Nach Ansicht des Bamberger Erzbischofs Ludwig Schick sind Werte nie ein fertiges Produkt, sondern sie entstehen im fortschreitenden Prozess. Beim Podium "Brauchen Werte Religion" des Leipziger Katholikentages war er sich mit dem Leipziger Religionssoziologen Gert Pickel einig, dass Werte die Religion nicht zwingend benötigten.

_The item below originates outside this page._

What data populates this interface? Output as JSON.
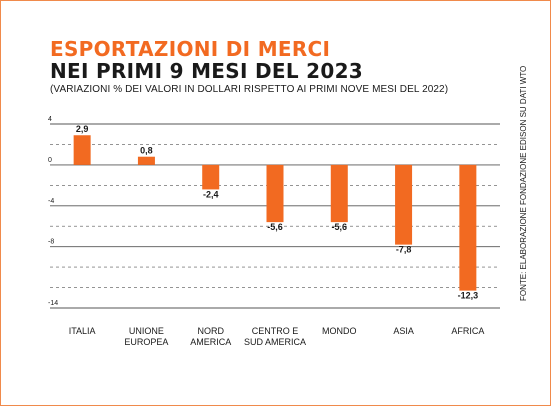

Für Erzbischof Schick ergibt sich das, "weil der Mensch Geschöpf Gottes ist. Mit der Schöpfung sind Werte in ihm grundgelegt." Er finde sie sozusagen natürlicherweise und auch ohne Religion. Die Kirchen sind für Schick und Pickel allerdings dann unbedingt nötig, wenn aus Werten Tugenden und konkrete Handlungen würden. 

Dagegen warnte der Berliner Soziologe Professor Hans Joas im überfüllten Podium die Kirchen vor dem Versuch, "Religion und die Kirchen wegen ihrer Nützlichkeit anzupreisen". Joas bekannte sich zur selbstständigen, dynamischen und motivierenden Entwicklung von Werten. "Werte ziehen mich als Mensch an, sie bringen Menschen auf Ideen, es entsteht Gutes und man eifert Vorbildern nach." Aus diesem Grund seien sie für den Fortschritt der Gesellschaft und das Wohl der Menschen wichtig. 

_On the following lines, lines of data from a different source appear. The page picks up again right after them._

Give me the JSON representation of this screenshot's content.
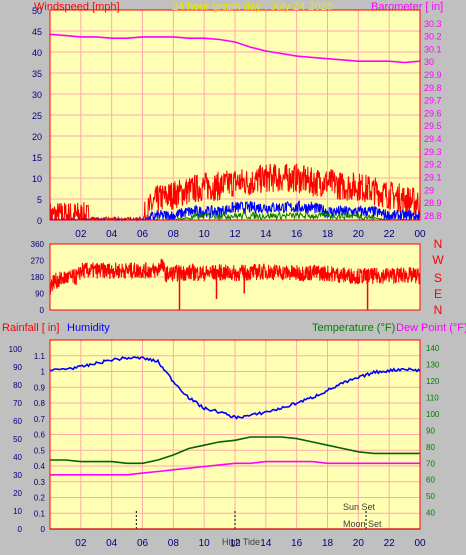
{
  "chart_data": [
    {
      "type": "line",
      "title": "24 hour graph day : July 24 2025",
      "left_axis_label": "Windspeed [mph]",
      "right_axis_label": "Barometer [ in]",
      "x_ticks": [
        "02",
        "04",
        "06",
        "08",
        "10",
        "12",
        "14",
        "16",
        "18",
        "20",
        "22",
        "00"
      ],
      "x_range": [
        0,
        24
      ],
      "grid": true,
      "left_ylim": [
        0,
        50
      ],
      "left_ticks": [
        0,
        5,
        10,
        15,
        20,
        25,
        30,
        35,
        40,
        45,
        50
      ],
      "right_ylim": [
        28.76,
        30.4
      ],
      "right_ticks": [
        "28.8",
        "28.9",
        "29",
        "29.1",
        "29.2",
        "29.3",
        "29.4",
        "29.5",
        "29.6",
        "29.7",
        "29.8",
        "29.9",
        "30",
        "30.1",
        "30.2",
        "30.3"
      ],
      "series": [
        {
          "name": "Barometer",
          "axis": "right",
          "color": "#ff00ff",
          "x": [
            0,
            1,
            2,
            3,
            4,
            5,
            6,
            7,
            8,
            9,
            10,
            11,
            12,
            13,
            14,
            15,
            16,
            17,
            18,
            19,
            20,
            21,
            22,
            23,
            24
          ],
          "y": [
            30.21,
            30.2,
            30.19,
            30.19,
            30.18,
            30.18,
            30.19,
            30.19,
            30.19,
            30.18,
            30.18,
            30.17,
            30.15,
            30.11,
            30.08,
            30.06,
            30.04,
            30.03,
            30.02,
            30.01,
            30.0,
            30.0,
            30.0,
            29.99,
            30.0
          ]
        },
        {
          "name": "Wind Gust",
          "axis": "left",
          "color": "#ff0000",
          "style": "noisy",
          "x": [
            0,
            1,
            2,
            3,
            4,
            5,
            6,
            6.5,
            7,
            8,
            9,
            10,
            11,
            12,
            13,
            14,
            15,
            16,
            17,
            18,
            19,
            20,
            21,
            22,
            23,
            24
          ],
          "y": [
            1,
            1,
            1,
            0,
            0,
            0,
            0,
            3,
            5,
            6,
            7,
            8,
            8,
            9,
            9,
            10,
            10,
            10,
            9,
            9,
            8,
            8,
            7,
            6,
            5,
            4
          ]
        },
        {
          "name": "Wind Speed",
          "axis": "left",
          "color": "#0000ff",
          "style": "noisy",
          "x": [
            0,
            6,
            7,
            8,
            9,
            10,
            11,
            12,
            13,
            14,
            15,
            16,
            17,
            18,
            19,
            20,
            21,
            22,
            23,
            24
          ],
          "y": [
            0,
            0,
            1,
            1,
            2,
            2,
            2,
            3,
            3,
            3,
            3,
            3,
            3,
            2,
            2,
            2,
            2,
            1,
            1,
            1
          ]
        },
        {
          "name": "Wind Avg",
          "axis": "left",
          "color": "#008000",
          "style": "noisy",
          "x": [
            0,
            8,
            10,
            12,
            14,
            16,
            18,
            20,
            22,
            24
          ],
          "y": [
            0,
            0,
            1,
            1,
            1,
            1,
            1,
            1,
            0,
            0
          ]
        }
      ]
    },
    {
      "type": "line",
      "title": "",
      "x_ticks": [],
      "x_range": [
        0,
        24
      ],
      "ylim": [
        0,
        360
      ],
      "y_ticks": [
        0,
        90,
        180,
        270,
        360
      ],
      "direction_labels": [
        "N",
        "W",
        "S",
        "E",
        "N"
      ],
      "series": [
        {
          "name": "Wind Direction",
          "color": "#ff0000",
          "style": "noisy",
          "x": [
            0,
            0.2,
            0.5,
            1,
            1.8,
            2,
            3,
            4,
            5,
            6,
            6.5,
            7,
            7.2,
            7.5,
            8,
            9,
            10,
            11,
            12,
            13,
            14,
            15,
            16,
            17,
            18,
            19,
            20,
            21,
            22,
            23,
            24
          ],
          "y": [
            120,
            155,
            160,
            175,
            180,
            215,
            215,
            215,
            215,
            215,
            215,
            215,
            260,
            195,
            200,
            205,
            200,
            205,
            200,
            205,
            210,
            205,
            200,
            205,
            200,
            190,
            185,
            185,
            190,
            190,
            185
          ]
        },
        {
          "name": "Wind Direction spikes",
          "color": "#ff0000",
          "style": "spikes",
          "x": [
            8.4,
            10.8,
            12.6,
            20.6
          ],
          "y": [
            0,
            60,
            90,
            0
          ]
        }
      ]
    },
    {
      "type": "line",
      "title": "",
      "left_outer_axis_label": "Rainfall [ in]",
      "left_inner_axis_label": "Humidity",
      "right_axis_label_a": "Temperature (°F)",
      "right_axis_label_b": "Dew Point (°F)",
      "x_ticks": [
        "02",
        "04",
        "06",
        "08",
        "10",
        "12",
        "14",
        "16",
        "18",
        "20",
        "22",
        "00"
      ],
      "x_range": [
        0,
        24
      ],
      "grid": true,
      "rain_ylim": [
        0,
        1.2
      ],
      "rain_ticks": [
        "0",
        "0.1",
        "0.2",
        "0.3",
        "0.4",
        "0.5",
        "0.6",
        "0.7",
        "0.8",
        "0.9",
        "1",
        "1.1"
      ],
      "humidity_ylim": [
        0,
        105
      ],
      "humidity_ticks": [
        0,
        10,
        20,
        30,
        40,
        50,
        60,
        70,
        80,
        90,
        100
      ],
      "temp_ylim": [
        30,
        145
      ],
      "temp_ticks": [
        40,
        50,
        60,
        70,
        80,
        90,
        100,
        110,
        120,
        130,
        140
      ],
      "annotations": [
        {
          "text": "Sun Set",
          "x": 20.3
        },
        {
          "text": "Moon Set",
          "x": 20.6
        },
        {
          "text": "High Tide",
          "x": 12.0
        }
      ],
      "series": [
        {
          "name": "Humidity",
          "axis": "humidity",
          "color": "#0000ff",
          "x": [
            0,
            1,
            2,
            3,
            4,
            5,
            6,
            7,
            8,
            9,
            10,
            11,
            12,
            13,
            14,
            15,
            16,
            17,
            18,
            19,
            20,
            21,
            22,
            23,
            24
          ],
          "y": [
            88,
            89,
            90,
            92,
            94,
            95,
            95,
            93,
            82,
            73,
            67,
            65,
            62,
            63,
            65,
            67,
            70,
            73,
            77,
            81,
            84,
            87,
            88,
            89,
            88
          ]
        },
        {
          "name": "Temperature",
          "axis": "temp",
          "color": "#006400",
          "x": [
            0,
            1,
            2,
            3,
            4,
            5,
            6,
            7,
            8,
            9,
            10,
            11,
            12,
            13,
            14,
            15,
            16,
            17,
            18,
            19,
            20,
            21,
            22,
            23,
            24
          ],
          "y": [
            72,
            72,
            71,
            71,
            71,
            70,
            70,
            72,
            75,
            79,
            81,
            83,
            84,
            86,
            86,
            86,
            85,
            83,
            81,
            79,
            77,
            76,
            76,
            76,
            76
          ]
        },
        {
          "name": "Dew Point",
          "axis": "temp",
          "color": "#ff00ff",
          "x": [
            0,
            1,
            2,
            3,
            4,
            5,
            6,
            7,
            8,
            9,
            10,
            11,
            12,
            13,
            14,
            15,
            16,
            17,
            18,
            19,
            20,
            21,
            22,
            23,
            24
          ],
          "y": [
            63,
            63,
            63,
            63,
            63,
            63,
            64,
            65,
            66,
            67,
            68,
            69,
            70,
            70,
            71,
            71,
            71,
            71,
            70,
            70,
            70,
            70,
            70,
            70,
            70
          ]
        },
        {
          "name": "Rainfall",
          "axis": "rain",
          "color": "#000000",
          "x": [
            0,
            24
          ],
          "y": [
            0,
            0
          ]
        }
      ]
    }
  ],
  "colors": {
    "panel_bg": "#ffffb4",
    "grid": "#ffaaaa",
    "frame": "#ff0000",
    "title": "#e8e800",
    "wind_label": "#ff0000",
    "baro_label": "#ff00ff",
    "humidity_label": "#0000ff",
    "temperature_label": "#008000",
    "dewpoint_label": "#ff00ff",
    "temp_axis": "#008000",
    "direction_letters": "#ff0000"
  }
}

Christine Hohmann-Dennhardt, frühere Bundesverfassungsrichterin und seit Januar 2016 im VW-Konzern für Integrität und Recht verantwortlich, warnte allerdings davor. die steuernde Wirkung von Werten in Gesellschaft und Wirtschaft zu überfrachten. "Man darf Werte nicht von vornherein in den Himmel stellen." Nur wenn sie von Menschen reflektiert und durch konkretes Handeln zu Tugenden würden, schaffe das Vertrauen und ermögliche Fortschritt - auch im wirtschaftlich glaubwürdigen Tun.